Paris que ce livre est bien pernicieux, puisqu’il a été défendu à Vienne, de se prévaloir de l'autorité d’une si grande cour, et de faire usage du respect et de cette espèce de culte que toute l’Europe rend à l'impératrice [1]. » Tout n’était pas faux dans cette nouvelle ; les Jésuites s’étaient remués pour empêcher l’entrée de l'Esprit des lois en Autriche ; mais Van Swieten, premier médecin de la cour, et à ce titre, chose bizarre, bibliothécaire impérial, et président du comité de censure, ne voulut point se prêter à cette proscription littéraire ; il eut l’honneur de protéger Montesquieu.

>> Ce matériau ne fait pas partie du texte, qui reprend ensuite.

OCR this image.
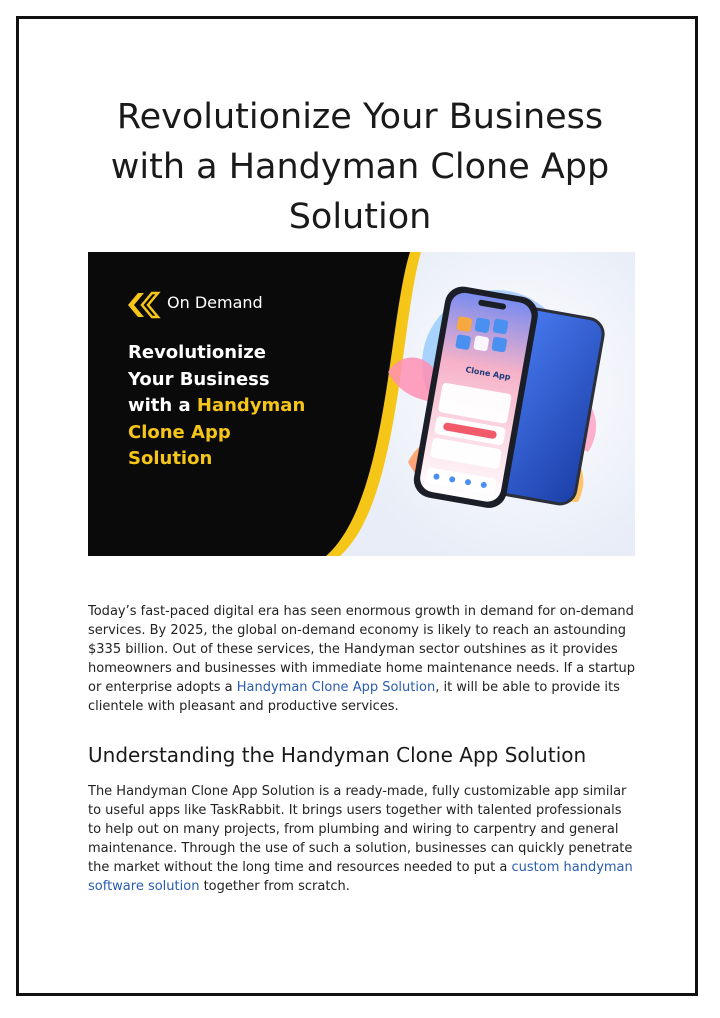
Revolutionize Your Business
with a Handyman Clone App
Solution
Clone App
On Demand
Revolutionize
Your Business
with a Handyman
Clone App
Solution

Today’s fast-paced digital era has seen enormous growth in demand for on-demand services. By 2025, the global on-demand economy is likely to reach an astounding $335 billion. Out of these services, the Handyman sector outshines as it provides homeowners and businesses with immediate home maintenance needs. If a startup or enterprise adopts a Handyman Clone App Solution, it will be able to provide its clientele with pleasant and productive services.

Understanding the Handyman Clone App Solution

The Handyman Clone App Solution is a ready-made, fully customizable app similar to useful apps like TaskRabbit. It brings users together with talented professionals to help out on many projects, from plumbing and wiring to carpentry and general maintenance. Through the use of such a solution, businesses can quickly penetrate the market without the long time and resources needed to put a custom handyman software solution together from scratch.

En Prusse, on n’avait pas à craindre ces misérables tracasseries. L’Académie de Berlin , dont Montesquieu faisait partie, était pleine de Français qui admiraient leur illustre confrère. Le secrétaire de l’Académie de Berlin, Formey, fils de Français réfugiés, publia un extrait ou analyse de l'Esprit des lois des plus flatteurs, à en juger par la lettre que Montesquieu lui écrivit en 1751. « Je n’ai lu que très-tard le bel extrait de l'Esprit des lois qui est dans la Bibliothèque impartiale, que j’ai fait venir de Hollande sur la seule réputation de votre nom, ayant toujours recherché vos écrits, comme l'on a coutume de chercher la lumière !... Les grands hommes comme vous sont recherchés, on se jette à leur tête, etc. » A la distance où nous sommes, il paraît singulier d’entendre un pareil éloge ; on songe involontairement que Montesquieu vivait au bord de la Garonne ; mais Formey, aujourd’hui fort oublié, a eu son moment de gloire. C’était un de ces critiques laborieux qui font l'éducation du public en lui apprenant à connaître et à admirer les bons livres. Maltraité en France, Montesquieu devait être d’autant plus heureux de trouver des juges à Berlin.

Là-bas, d’ailleurs, régnait un roi philosophe, ou, pour mieux dire, un prince rusé qui savait habilement tourner au profit de son ambition l’admiration naïve des philosophes

  1. Lettre à M. de Stainville, du 27 mai 1750.